In primo luogo, vorrei presentare qualche idea per aiutare a comprendere il giusto contesto teologico e spirituale dell’esame di coscienza. Vorrei preparare adeguatamente il palco prima di far mettere al lavoro gli attori!
Riporta indietro la memoria!
Nella nostra epoca, la memoria passa quasi inosservata. C’è un’app anche per quello, no? La memoria è stata ridotta a un immagazzinamento di dati. È come un pezzo extra da attaccare alla scheda madre. È utile ma non influisce sulla nostra vita quotidiana (il nostro sistema operativo). La prima cosa che dobbiamo fare, quindi, è tenere a mente il fatto che quando ricordo un evento della mia vita non sto solo richiamando informazioni; in qualche modo, sto rivivendo il passato.
La parola “memoria” deriva dal verbo latino rememor. “Re” esprime una forza intensiva, mentre “memor” si riferisce alla mente o al cuore. Possiamo dire, quindi, che ricordare è reinserire qualcosa nel cuore. Evidentemente, il nostro modello qui è Maria, che “serbava tutte queste cose nel suo cuore” (Lc 2, 51).
Date un’occhiata a questo video. Una giovane moglie, che lotta per salvare il suo matrimonio, porta il marito nei luoghi in cui si sono innamorati, come per richiamare il Libro dell’Apocalisse, “Hai abbandonato il tuo amore di prima” (Ap 2, 4). E cosa c’è scritto dopo? “Ricorda dunque da dove sei caduto”.
Morte al moralismo
La domanda successiva è “Cosa ricordiamo?” Molti ritengono l’esame di coscienza uno strumento che ci aiuta a richiamare (ovvero a ricordare) i nostri peccati e le nostre mancanze in un periodo di riflessione silenziosa prima di accostarci al sacerdote nella confessione. È vero. L’esame di coscienza è questo, ma se è solo questo ci stiamo preparando a qualche seria battuta d’arresto spirituale.
Benedetto XVI lo ha spiegato perfettamente dicendo:
“All’inizio dell’essere cristiano non c’è una decisione etica o una grande idea, bensì l’incontro con un avvenimento, con una Persona, che dà alla vita un nuovo orizzonte e con ciò la direzione decisiva” (Deus Caritas Est, 1).
Il moralismo c’è quando si agisce a causa di una regola, non di qualcuno. È etica con l’Alzheimer; l’anziano compra fiori, ma solo perché è una sua abitudine… ha dimenticato il volto della persona amata.
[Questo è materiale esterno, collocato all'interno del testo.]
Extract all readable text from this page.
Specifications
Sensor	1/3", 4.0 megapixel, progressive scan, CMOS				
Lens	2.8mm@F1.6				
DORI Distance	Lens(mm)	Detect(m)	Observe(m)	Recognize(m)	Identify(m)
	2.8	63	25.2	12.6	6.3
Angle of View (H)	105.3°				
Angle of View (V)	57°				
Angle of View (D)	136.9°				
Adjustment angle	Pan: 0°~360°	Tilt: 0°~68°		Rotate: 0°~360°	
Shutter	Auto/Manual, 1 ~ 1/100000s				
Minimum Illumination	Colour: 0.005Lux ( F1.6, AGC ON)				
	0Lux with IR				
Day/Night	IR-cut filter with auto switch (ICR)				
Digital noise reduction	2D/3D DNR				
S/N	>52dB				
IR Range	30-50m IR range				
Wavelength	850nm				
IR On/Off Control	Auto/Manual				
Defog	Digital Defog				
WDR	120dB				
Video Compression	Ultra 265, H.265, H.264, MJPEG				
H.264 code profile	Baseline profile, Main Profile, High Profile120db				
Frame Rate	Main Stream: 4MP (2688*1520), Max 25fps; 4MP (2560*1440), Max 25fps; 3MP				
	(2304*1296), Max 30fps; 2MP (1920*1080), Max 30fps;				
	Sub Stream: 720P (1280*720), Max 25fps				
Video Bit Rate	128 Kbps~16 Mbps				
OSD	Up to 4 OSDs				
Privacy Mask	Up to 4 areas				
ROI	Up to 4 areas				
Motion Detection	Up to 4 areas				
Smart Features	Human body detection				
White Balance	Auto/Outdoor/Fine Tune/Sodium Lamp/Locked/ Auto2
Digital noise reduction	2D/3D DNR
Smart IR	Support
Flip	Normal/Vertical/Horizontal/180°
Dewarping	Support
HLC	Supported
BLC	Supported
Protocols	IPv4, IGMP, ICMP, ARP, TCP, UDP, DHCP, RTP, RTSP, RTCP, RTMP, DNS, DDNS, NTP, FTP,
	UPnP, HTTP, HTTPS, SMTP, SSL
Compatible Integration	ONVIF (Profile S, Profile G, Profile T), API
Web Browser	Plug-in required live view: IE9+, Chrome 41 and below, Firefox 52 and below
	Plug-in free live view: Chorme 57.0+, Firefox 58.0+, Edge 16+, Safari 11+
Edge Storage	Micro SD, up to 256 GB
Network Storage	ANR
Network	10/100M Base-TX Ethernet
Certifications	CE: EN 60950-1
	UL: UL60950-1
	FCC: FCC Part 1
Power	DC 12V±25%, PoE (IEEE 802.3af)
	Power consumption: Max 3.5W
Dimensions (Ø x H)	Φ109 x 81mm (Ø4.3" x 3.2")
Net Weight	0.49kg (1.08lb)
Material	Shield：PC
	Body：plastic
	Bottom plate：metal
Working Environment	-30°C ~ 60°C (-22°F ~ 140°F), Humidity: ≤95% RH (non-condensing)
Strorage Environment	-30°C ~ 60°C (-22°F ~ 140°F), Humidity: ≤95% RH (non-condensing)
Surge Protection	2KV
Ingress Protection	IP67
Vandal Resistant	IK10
Chi vuole aprire la Bibbia a Esodo 20 (i Dieci Comandamenti) saltando tutte le cose buone accadute nei 19 capitoli precedenti (Dio che libera il suo popolo dalla schiavitù)?
Lunga vita alla storia d’amore!
Il cuore della nostra fede è il nostro rapporto con Dio. I rapporti dipendono dagli incontri. Facendo una deduzione alla Sherlock Holmes, possiamo concludere che ciò che dobbiamo ricordare al di sopra di tutto sono gli incontri, più specificatamente i nostri incontri con Dio.